Ama kimileri, yaşam boyu böylesine rollere çıkarlar da, kendilerini en büyük oyuncu sayarlar. “Atlar hazır, efendim” der, başka bir şey demez ama, hem oyunda, hem oyun dışında, o oyunun her şeyi kendisiymiş, yazar da onun için bu oyunu yazmış havalarına bürünür. “Ben olmasam…” kasıntılarına kaptırır kendini; seyircilerin bakışlarını, alkışlarını baş oyunculardan çalmak için neler yapmaz, nasıl çırpınır! Bütün bunları yapar ve… seyirciler, “Amma da berbat etti rolünü!” derler sonunda.

Yalnız tiyatroda değil, başka pek çok alanda böyleleri var. Yetenekleri “Atlar hazır, efendim” demekten öteye gitmese de, o alandaki baş oyuncuların rolünü kıskanır böyleleri. Kıskanıp da, bunu bir gizli yara gibi içinde taşıyacağına, baş oyuncular gibi davranma, onlar gibi konuşma sevdalarına düşer. Şu da olur kimi zaman: baş oyuncu ya da önemli oyunculardan biri, özürü yüzünden gelmemişse bir akşam oyuna, onların yerine çıkar sahneye “Atlar hazır, efendim” oyuncusu. Sonra dinleyin, seyredin artık onu, katlanabilirseniz. Bilsin bilmesin her konuda “Bana kalırsa…” diye başlar, neler saçmalamaz, geçici rollerin havasından çıkamayıp! Sen kim oluyorsun ki, sana kalsın?” diyen de pek olmaz çoğu zaman.

Sanırım, politikada da belli oluyor oyuncuların çapı; biraz zaman alsa da belli oluyor, kimler büyük oyuncu, kimler “Atlar hazır, efendim” rolünde. Gerçek büyük oyuncular, ucuz “rol kesmek” heveslerine kapılmazlar; her oyunu oynama gönüllüsü de değil böyleleri. Kendilerine de, politika sanatına da, seyirciye de saygılı olurlar. Oyun iyi olmalı sanat değeri bakımından; yutturmaca olmamalı; seyirci de umduğunu, beklediğini bulmalı, aldatılmamalı.

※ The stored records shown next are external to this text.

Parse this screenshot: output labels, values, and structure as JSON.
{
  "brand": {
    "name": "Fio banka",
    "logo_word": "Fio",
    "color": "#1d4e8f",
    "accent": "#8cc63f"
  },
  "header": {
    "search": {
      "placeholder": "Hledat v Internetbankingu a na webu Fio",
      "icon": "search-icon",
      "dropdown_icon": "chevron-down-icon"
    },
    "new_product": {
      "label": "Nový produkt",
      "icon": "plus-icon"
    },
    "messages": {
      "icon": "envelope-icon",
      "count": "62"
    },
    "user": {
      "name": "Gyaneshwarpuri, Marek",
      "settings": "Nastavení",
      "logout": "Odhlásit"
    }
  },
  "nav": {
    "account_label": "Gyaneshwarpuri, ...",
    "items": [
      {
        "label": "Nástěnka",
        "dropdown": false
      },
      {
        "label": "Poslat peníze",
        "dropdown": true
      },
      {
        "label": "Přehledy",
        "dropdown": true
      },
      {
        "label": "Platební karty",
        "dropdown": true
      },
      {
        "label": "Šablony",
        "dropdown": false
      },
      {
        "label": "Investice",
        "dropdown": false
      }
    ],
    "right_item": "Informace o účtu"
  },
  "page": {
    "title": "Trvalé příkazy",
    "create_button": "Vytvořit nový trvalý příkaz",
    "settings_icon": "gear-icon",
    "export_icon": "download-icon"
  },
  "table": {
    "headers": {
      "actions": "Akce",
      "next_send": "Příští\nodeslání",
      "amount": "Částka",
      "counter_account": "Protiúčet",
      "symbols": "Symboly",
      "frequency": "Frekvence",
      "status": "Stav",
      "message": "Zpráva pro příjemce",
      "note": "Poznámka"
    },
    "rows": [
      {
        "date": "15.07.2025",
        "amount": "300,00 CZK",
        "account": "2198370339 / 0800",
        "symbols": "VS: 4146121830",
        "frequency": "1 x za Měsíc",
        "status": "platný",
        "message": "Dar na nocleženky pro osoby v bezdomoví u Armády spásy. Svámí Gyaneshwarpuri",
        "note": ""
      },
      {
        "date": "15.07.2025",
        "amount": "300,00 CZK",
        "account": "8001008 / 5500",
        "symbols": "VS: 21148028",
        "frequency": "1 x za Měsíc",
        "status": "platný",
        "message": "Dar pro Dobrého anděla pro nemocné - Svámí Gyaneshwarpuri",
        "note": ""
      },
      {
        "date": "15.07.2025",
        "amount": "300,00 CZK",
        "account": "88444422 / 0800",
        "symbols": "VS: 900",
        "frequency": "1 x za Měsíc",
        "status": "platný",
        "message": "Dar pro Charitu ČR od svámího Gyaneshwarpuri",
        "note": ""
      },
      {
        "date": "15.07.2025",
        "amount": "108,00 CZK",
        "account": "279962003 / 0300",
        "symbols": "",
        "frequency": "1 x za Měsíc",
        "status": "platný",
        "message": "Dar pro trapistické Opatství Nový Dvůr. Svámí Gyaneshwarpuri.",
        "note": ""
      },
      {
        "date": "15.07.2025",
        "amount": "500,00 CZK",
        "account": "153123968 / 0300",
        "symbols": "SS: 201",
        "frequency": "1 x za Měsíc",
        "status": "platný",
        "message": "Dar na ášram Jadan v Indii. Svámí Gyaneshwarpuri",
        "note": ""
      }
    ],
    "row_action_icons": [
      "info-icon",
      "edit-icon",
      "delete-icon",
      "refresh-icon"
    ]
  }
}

Ünlü kemancı Heiftz şöyle demiş: “Bir gün çalışmazsam, ben farkına varırım; iki gün çalışmazsam, karım fark eder; bir hafta çalışmazsam, dinleyicilerim; bir yıl çalışmazsam, o zaman belki eleştiriciler bile anlarlar.” Politikacı büyük virtüozlar da böyle oluyor galiba: Bir değer düzeyi, dürüstlük çizgisi koyuyor kendisi için; aşağısına katlanamıyor; kimseyi de katlandırmak istemiyor. “Atlar hazır, efendim” rolü sunulmuşsa kendisine, ya daha başından, “Ben böyle role çıkmam” deyip, çıkmıyor; ya da rolü neyse, küçük büyük, rolünün hakkını verip, çekiliyor sahneden.

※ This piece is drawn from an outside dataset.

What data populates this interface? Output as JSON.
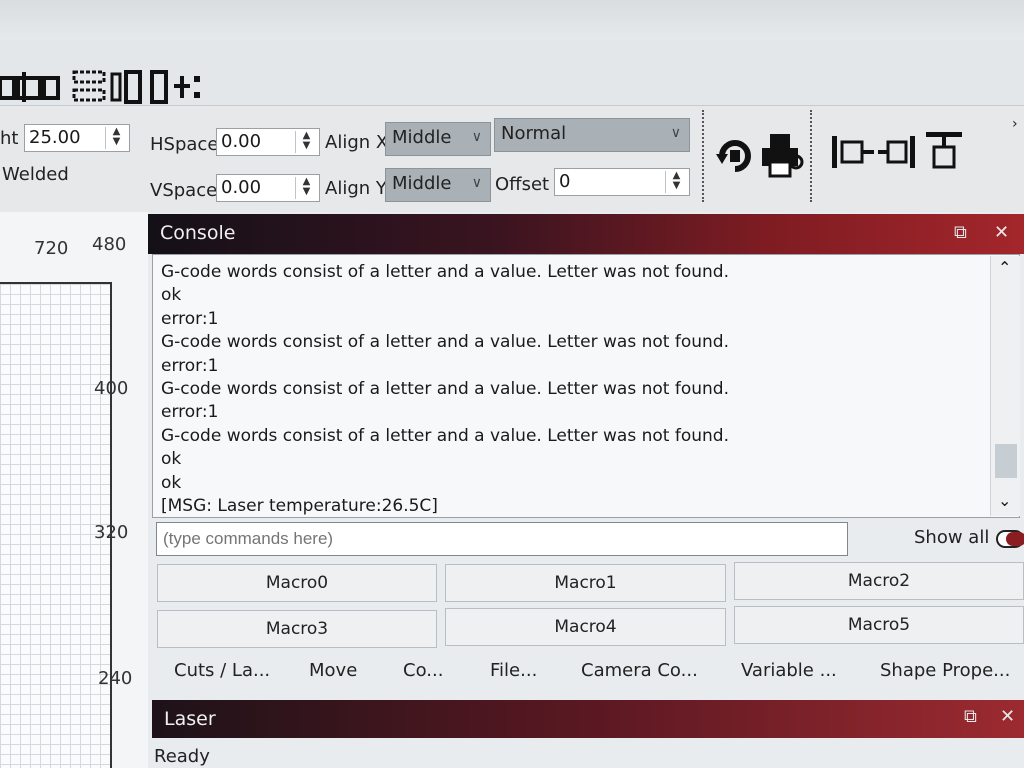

Kimileri oyun gereğini aşan zoraki bir birleşmenin karşılığı içinde; her biri kendini baş oyuncu sanır: gerçekten baş rol kimin, ikinci roller kimlerde, efendi kim, uşak kim, hırsız hangisi, polis rolünde kimler oynuyor, bilmek, görmek istemezler. Sanki sahne yalnız kendisi için kurulmuş, seyirciler yalnız onu görmeye gelmişler; ne söylese, parmağını oynatsa, alkış, alkış, alkış gelecek! Dünyanın en önemli lafını edercesine, bir “Atlar hazır, efendim” derler ki, kırılır seyirci gülmekten, oyunun en dramatik yerinde. Atlar değil, “kurtlar hazır” dese de böylesi, sonuç aynı; başka sözü olmadığını herkes bilmekte!

Bir başkası, o deli fıkrasını anımsatır davranışıyla: Bir deli, kağıt kalem istemiş, roman yazmak için. Vermişler; yazıp durmuş günlerce; kağıt yetiştirmekte güçlük çekmişler. Sonra “Bitti, alın okuyun” demiş deli-yazar. Okumuşlar: Bir güzel başlıyor roman. Komşu köyde iki aile yaşarmış; kan davası varmış aralarında. Birinin kızıyla, ötekinin oğlu birbirlerine delice vurgun. Ama aileler var arada. Gençler karar vermişler: oğlan kızı kaçıracak bir gece. Bir at bulmuş delikanlı; gece kızın evine gelmiş gizlice; atmış kızı atın sırtına…

Buraya kadar nefis bir roman, iki yüz sayfa boyunca. Sonu şöyle fıkranın: delikanlıyla genç kız başlamışlar kaçmaya, dağ taş aşarak. Bir dereye gelmişler. Delikanlı ata “Dah!” demiş; gitmemiş. Sonra birkaç yüz sayfa geliyor, o bitmeyen romanda: “Dah!” dedi, gitmedi at; “Dah!” dedi, gitmedi at; “Dah!” dedi, gitmedi; “Dah!” dedi, gitmedi; “Dah!” dedi, gitmedi; “Dah!” dedi, gitmedi; “Dah!” dedi, gitmedi; “Dah!” dedi, gitmedi; “Dah!” dedi, gitmedi; “Dah!” dedi, gitmedi; “Dah!” dedi, gitmedi…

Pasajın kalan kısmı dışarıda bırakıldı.